1. What is a hysteroscopy?
This is a technique where we use a special camera to look into your uterus from down below .We do not make any incisions anywhere.
2. Why is it done?
It is usually done when we need to make sure that the inside of your uterus (cavity) is normal.
This is very important before an IVF because the success rate depends on a normal cavity. We also may do a gentle curette is scrape the lining of your womb if necessary and if it is abnormal.
3. What else can we do during a hysteroscopy?
We can also see if there are growths called polyps or fibroids inside the uterine cavity. If possible, we will remove them to make your uterine cavity smooth and normal.
4. What must be done before the procedure?

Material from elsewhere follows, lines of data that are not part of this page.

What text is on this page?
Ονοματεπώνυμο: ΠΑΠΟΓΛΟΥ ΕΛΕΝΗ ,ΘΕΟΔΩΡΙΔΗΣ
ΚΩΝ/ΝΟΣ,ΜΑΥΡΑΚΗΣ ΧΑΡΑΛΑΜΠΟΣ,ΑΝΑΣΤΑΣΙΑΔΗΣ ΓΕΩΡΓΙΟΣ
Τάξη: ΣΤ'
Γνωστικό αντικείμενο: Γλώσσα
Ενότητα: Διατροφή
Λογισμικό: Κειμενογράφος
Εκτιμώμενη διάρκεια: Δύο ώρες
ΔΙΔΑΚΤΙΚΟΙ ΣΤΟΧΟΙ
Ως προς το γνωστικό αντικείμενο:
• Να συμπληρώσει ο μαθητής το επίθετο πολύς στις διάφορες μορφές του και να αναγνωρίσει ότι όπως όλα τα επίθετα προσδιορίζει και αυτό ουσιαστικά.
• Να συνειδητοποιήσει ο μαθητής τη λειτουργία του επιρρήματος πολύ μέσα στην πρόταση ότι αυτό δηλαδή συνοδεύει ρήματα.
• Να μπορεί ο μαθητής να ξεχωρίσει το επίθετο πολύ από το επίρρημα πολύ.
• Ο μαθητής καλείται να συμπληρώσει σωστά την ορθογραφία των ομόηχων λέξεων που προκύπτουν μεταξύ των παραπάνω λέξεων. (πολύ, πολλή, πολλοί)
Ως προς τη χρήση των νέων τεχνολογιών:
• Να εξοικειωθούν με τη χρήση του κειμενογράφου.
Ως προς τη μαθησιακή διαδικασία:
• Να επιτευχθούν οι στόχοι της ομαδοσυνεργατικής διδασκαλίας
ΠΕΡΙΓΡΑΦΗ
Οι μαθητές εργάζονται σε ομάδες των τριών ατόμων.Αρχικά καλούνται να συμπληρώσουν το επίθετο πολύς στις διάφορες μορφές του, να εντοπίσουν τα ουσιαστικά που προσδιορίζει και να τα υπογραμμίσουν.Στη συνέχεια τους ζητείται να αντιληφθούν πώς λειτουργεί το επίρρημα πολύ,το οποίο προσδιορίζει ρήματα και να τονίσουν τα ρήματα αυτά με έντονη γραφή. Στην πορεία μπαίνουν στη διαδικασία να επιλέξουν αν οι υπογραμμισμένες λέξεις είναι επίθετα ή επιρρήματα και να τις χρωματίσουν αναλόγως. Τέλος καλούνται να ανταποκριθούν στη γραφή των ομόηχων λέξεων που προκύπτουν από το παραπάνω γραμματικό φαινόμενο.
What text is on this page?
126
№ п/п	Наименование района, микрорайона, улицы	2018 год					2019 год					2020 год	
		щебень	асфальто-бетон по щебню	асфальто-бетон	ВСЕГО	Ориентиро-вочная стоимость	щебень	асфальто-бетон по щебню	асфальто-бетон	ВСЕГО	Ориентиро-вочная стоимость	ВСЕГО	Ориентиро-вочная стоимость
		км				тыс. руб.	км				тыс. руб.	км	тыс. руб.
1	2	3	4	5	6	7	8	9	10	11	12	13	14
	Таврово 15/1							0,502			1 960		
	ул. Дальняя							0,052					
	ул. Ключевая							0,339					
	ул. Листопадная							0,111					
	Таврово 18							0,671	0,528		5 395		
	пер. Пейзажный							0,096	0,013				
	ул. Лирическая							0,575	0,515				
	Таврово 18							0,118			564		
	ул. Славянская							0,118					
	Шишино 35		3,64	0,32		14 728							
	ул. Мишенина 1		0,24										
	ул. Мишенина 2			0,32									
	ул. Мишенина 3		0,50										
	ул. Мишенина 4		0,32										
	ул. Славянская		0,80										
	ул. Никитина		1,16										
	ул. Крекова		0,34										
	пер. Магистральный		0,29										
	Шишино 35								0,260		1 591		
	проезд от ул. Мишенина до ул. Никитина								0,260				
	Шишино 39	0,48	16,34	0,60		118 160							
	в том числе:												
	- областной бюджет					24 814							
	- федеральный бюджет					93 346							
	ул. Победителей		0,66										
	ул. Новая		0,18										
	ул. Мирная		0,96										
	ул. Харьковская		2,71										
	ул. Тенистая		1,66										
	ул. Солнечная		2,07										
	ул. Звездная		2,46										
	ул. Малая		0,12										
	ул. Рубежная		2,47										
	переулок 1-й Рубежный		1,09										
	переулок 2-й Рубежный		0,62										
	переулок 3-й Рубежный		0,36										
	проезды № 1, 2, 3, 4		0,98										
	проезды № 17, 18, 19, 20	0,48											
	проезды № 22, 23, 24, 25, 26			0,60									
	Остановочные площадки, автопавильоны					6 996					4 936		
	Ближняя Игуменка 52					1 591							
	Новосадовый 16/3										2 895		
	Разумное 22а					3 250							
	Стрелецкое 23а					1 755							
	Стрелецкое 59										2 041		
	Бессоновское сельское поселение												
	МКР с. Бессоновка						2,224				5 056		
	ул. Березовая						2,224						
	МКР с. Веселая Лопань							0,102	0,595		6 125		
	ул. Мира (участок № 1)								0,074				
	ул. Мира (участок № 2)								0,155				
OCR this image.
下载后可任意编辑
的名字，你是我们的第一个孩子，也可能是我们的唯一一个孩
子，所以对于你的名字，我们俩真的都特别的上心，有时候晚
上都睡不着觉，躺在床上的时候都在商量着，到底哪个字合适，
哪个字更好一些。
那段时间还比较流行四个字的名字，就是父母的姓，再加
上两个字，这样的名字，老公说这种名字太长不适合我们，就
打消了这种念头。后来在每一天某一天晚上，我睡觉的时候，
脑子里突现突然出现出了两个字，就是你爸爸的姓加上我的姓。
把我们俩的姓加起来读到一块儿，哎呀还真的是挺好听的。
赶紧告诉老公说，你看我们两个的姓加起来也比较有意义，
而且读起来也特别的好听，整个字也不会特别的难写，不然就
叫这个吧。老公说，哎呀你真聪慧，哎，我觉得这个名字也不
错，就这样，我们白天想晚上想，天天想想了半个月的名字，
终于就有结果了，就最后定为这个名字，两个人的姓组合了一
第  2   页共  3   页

Before the procedure, you will be advised some blood tests. You need to avoid food and drink for 6 hours before the procedure.
5. How is a hysteroscopy done?
This is done under general anaesthesia
The hysteroscope is a thin long instrument with a camera at one end.
We first dilate the cervix (opening of the uterus)
We next distend the uterine cavity with saline as we look inside to see clearly
It takes no longer than 5 – 10 minutes to complete the procedure.
6. Do I have to be admitted for the procedure?
This is a day procedure. You will be asked to come in the morning and can get back home by evening. You will be able to get back to work in a day.
7. What will happen after the procedure?
You may feel a bit drowsy and sick soon after the procedure. This will settle in a few hours.
You may have vaginal bleeding which usually settles within a week.
8. What are the possible complications?
This is a very safe operation, but every operation and anaesthetic carries a small risk.
Occasionally the dilator is pushed through the wall of the uterus into the abdominal cavity.
This sounds very alarming but all that is usually done is to extend the hospital stay another day or two.
An infection of the womb and tubes can follow a hysteroscopy. We usually give you antibiotics to prevent this from happening.